C’est une nuance essentielle : le même matériau change de statut. Ici-bas, l’or est dangereux quand il devient critère. Là-bas, il est une joie quand il n’est plus langage de supériorité. Le problème n’était donc jamais « l’objet ». Le problème était la mesure.

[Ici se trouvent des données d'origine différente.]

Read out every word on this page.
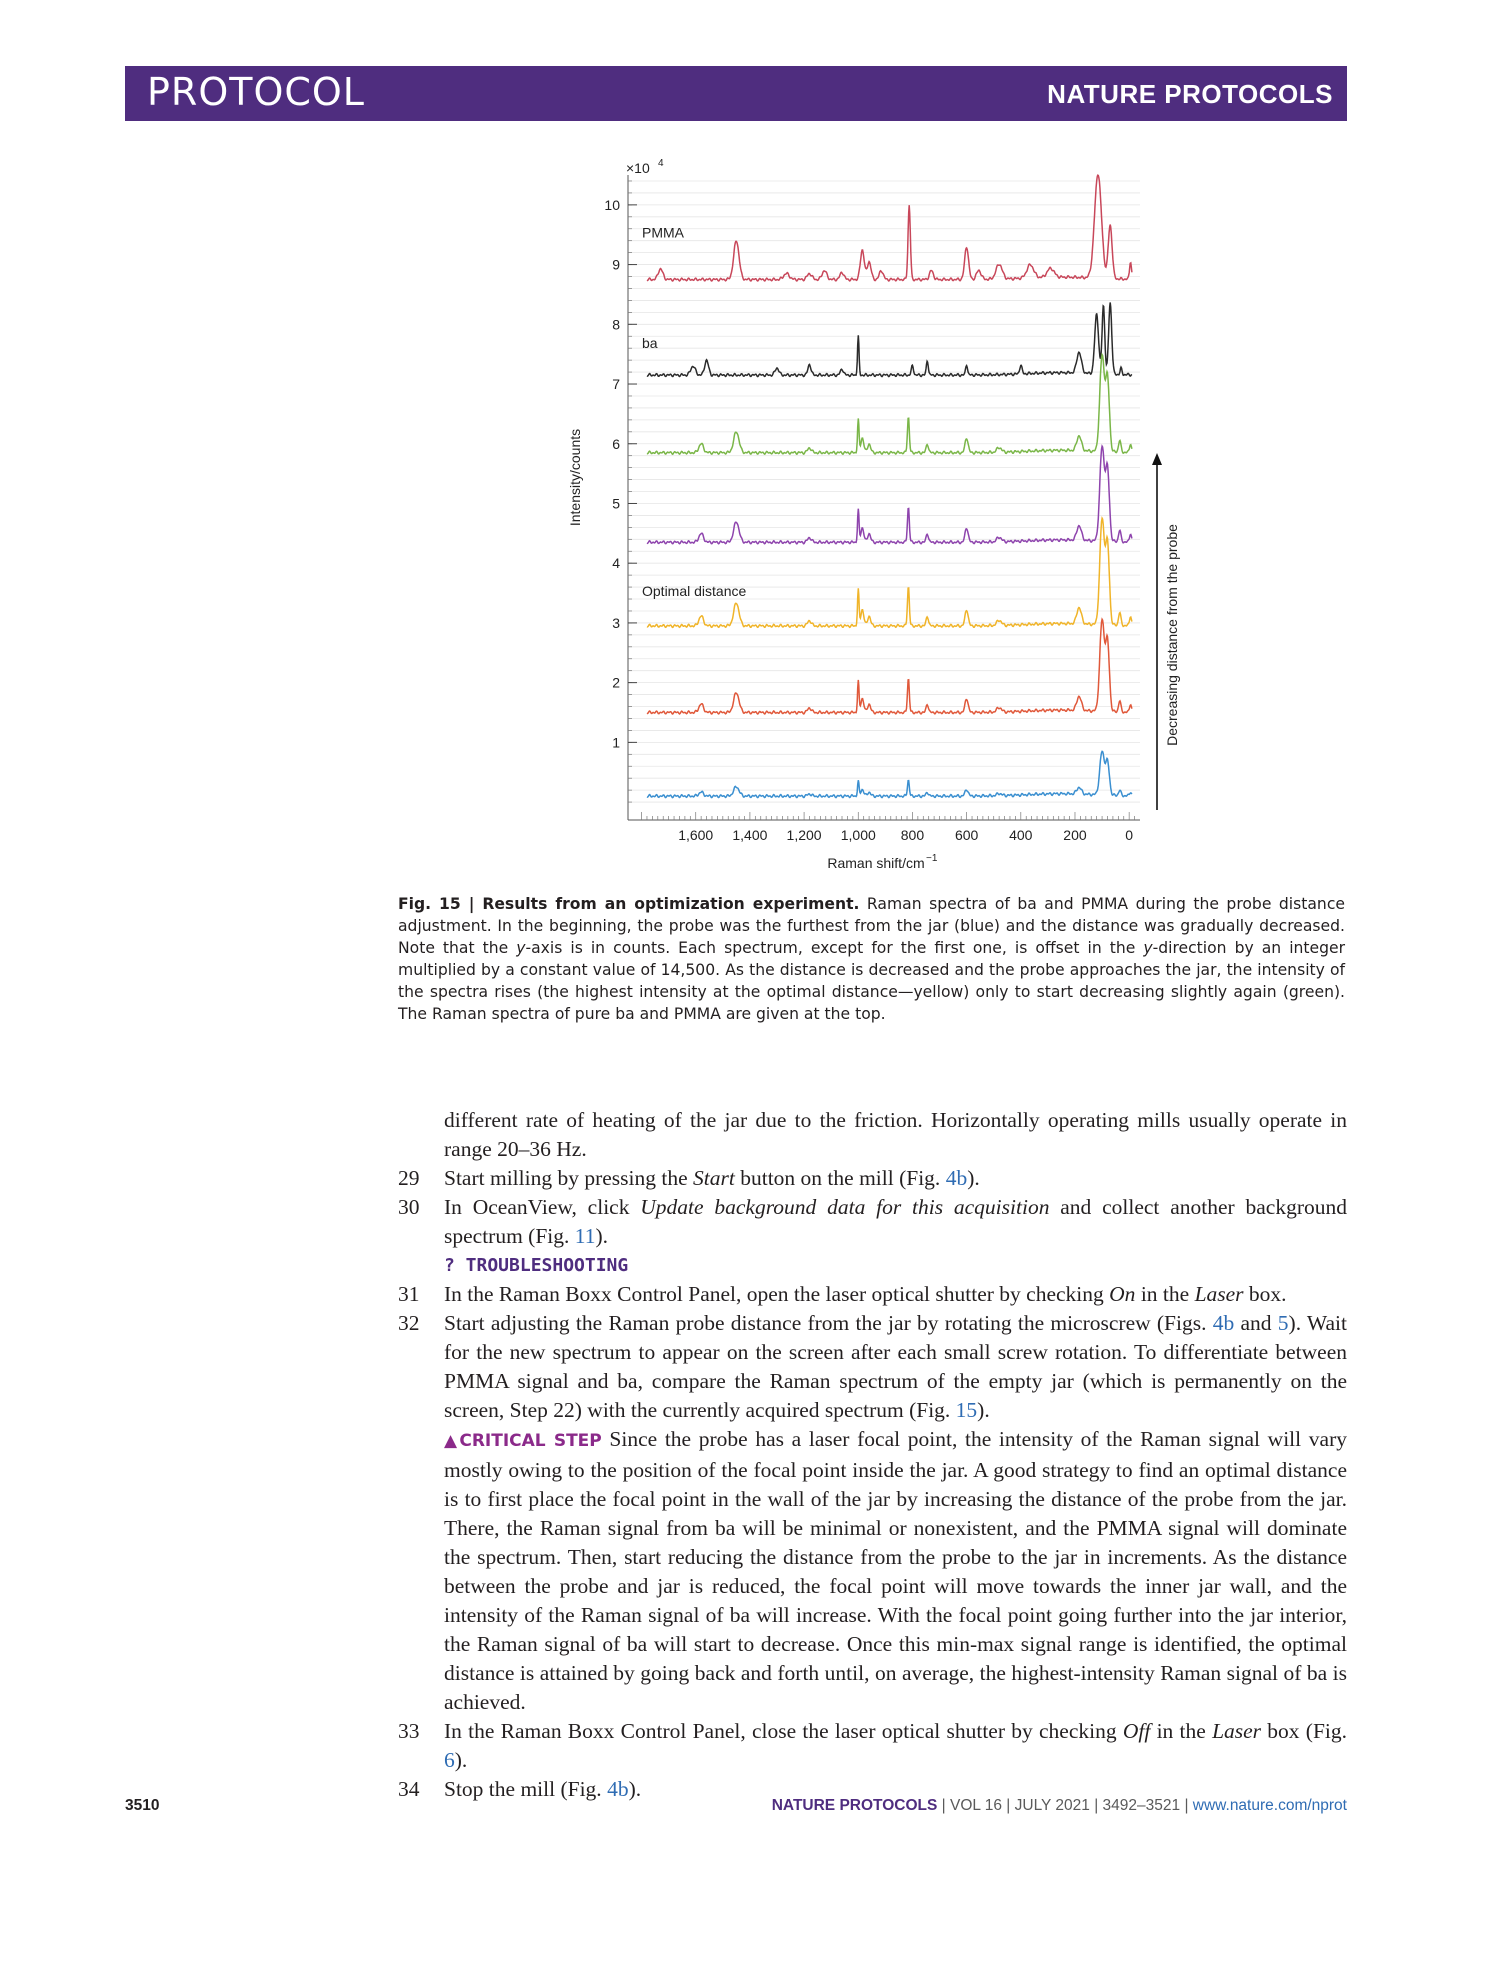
PROTOCOL	NATURE PROTOCOLS
1
2
3
4
5
6
7
8
9
10
1,600 1,400 1,200 1,000 800 600 400 200	0
×10 4
Raman shift/cm −1
Intensity/counts
Decreasing distance from the probe
PMMA
ba
Optimal distance
Fig. 15 | Results from an optimization experiment. Raman spectra of ba and PMMA during the probe distance adjustment. In the beginning, the probe was the furthest from the jar (blue) and the distance was gradually decreased. Note that the y-axis is in counts. Each spectrum, except for the first one, is offset in the y-direction by an integer multiplied by a constant value of 14,500. As the distance is decreased and the probe approaches the jar, the intensity of the spectra rises (the highest intensity at the optimal distance—yellow) only to start decreasing slightly again (green). The Raman spectra of pure ba and PMMA are given at the top.
different rate of heating of the jar due to the friction. Horizontally operating mills usually operate in range 20–36 Hz.
29 Start milling by pressing the Start button on the mill (Fig. 4b).
30 In OceanView, click Update background data for this acquisition and collect another background spectrum (Fig. 11).
? TROUBLESHOOTING
31 In the Raman Boxx Control Panel, open the laser optical shutter by checking On in the Laser box.
32 Start adjusting the Raman probe distance from the jar by rotating the microscrew (Figs. 4b and 5). Wait for the new spectrum to appear on the screen after each small screw rotation. To differentiate between PMMA signal and ba, compare the Raman spectrum of the empty jar (which is permanently on the screen, Step 22) with the currently acquired spectrum (Fig. 15).
▲CRITICAL STEP Since the probe has a laser focal point, the intensity of the Raman signal will vary mostly owing to the position of the focal point inside the jar. A good strategy to find an optimal distance is to first place the focal point in the wall of the jar by increasing the distance of the probe from the jar. There, the Raman signal from ba will be minimal or nonexistent, and the PMMA signal will dominate the spectrum. Then, start reducing the distance from the probe to the jar in increments. As the distance between the probe and jar is reduced, the focal point will move towards the inner jar wall, and the intensity of the Raman signal of ba will increase. With the focal point going further into the jar interior, the Raman signal of ba will start to decrease. Once this min-max signal range is identified, the optimal distance is attained by going back and forth until, on average, the highest-intensity Raman signal of ba is achieved.
33 In the Raman Boxx Control Panel, close the laser optical shutter by checking Off in the Laser box (Fig. 6).
34 Stop the mill (Fig. 4b).
3510	NATURE PROTOCOLS | VOL 16 | JULY 2021 | 3492–3521 | www.nature.com/nprot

La sortie : salam comme protection de la lentille

La sourate se termine par une consigne simple et puissante :

﴿فَاصْفَحْ عَنْهُمْ وَقُلْ سَلَامٌ﴾

Détourne-toi d’eux et dis : Paix.

Pas forcément plus d’arguments. Pas forcément plus de bruit. Parfois la meilleure manière de préserver la clarté, c’est de ne pas entrer dans la foire des vitrines. Le salam ici n’est pas une faiblesse. C’est une hygiène intérieure : un refus d’acheter l’approbation au prix de la lucidité.

Le mot de la fin

Az-Zukhruf laisse une alarme intérieure simple. Quand quelque chose brille sur le chemin, il ne faut plus demander : « est-ce impressionnant ? ». Il faut demander : est-ce que ça clarifie ou est-ce que ça embellit l’aveuglement ? Et si l’on doute, il faut revenir à l’invisible qui fonde : l’Umm al-Kitab comme référence, le bayan comme règle, le dhikr comme vision, et cette peur saine de ne pas être détourné du chemin tout en se croyant guidé. Car le zukhruf n’est pas seulement une parure dans le monde. C’est une tentation de la conscience : faire de la vitrine une vérité, et du prestige une preuve. Az-Zukhruf réapprend la justice la plus rare : remettre chaque chose à sa taille et remettre la mesure à sa place.

Questions fréquentes

Que signifie az-zukhruf dans la logique de la sourate ?
Az-zukhruf renvoie à l'ornement, à l'éclat, à ce qui capte l'œil. La sourate ne condamne pas la parure en tant que telle, mais son pouvoir de devenir un critère de vérité : quand le brillant remplace la preuve, la mesure devient aveugle.
Qu'est-ce que l'Umm al-Kitab, et pourquoi est-ce central ici ?
L'Umm al-Kitab (la Mère du Livre) est évoquée comme le lieu de fondation : auprès d'Allah, le message est haut et sage. Dans Az-Zukhruf, cette fondation invisible s'oppose au zukhruf : l'une est immuable et directrice, l'autre est visible, séduisante et passagère.
Pourquoi la sourate insiste-t-elle autant sur le dhikr ?
Parce que le problème n'est pas seulement moral, il est perceptif : une lentille peut se fausser. Le dhikr ne sert pas juste à se souvenir, il sert à voir : il permet de traverser le décor, de refuser l'hypnose de la vitrine, et de rendre au bayan (la clarté) son autorité.
Quel est le vrai danger du qarin (le compagnon) ?
Le qarin ne vient pas en disant voici le faux. Il décale le système de mesure. On s'éloigne de la voie en gardant l'impression d'être bien guidé. L'angoisse n'est pas d'être perdu, mais d'être perdu avec confiance.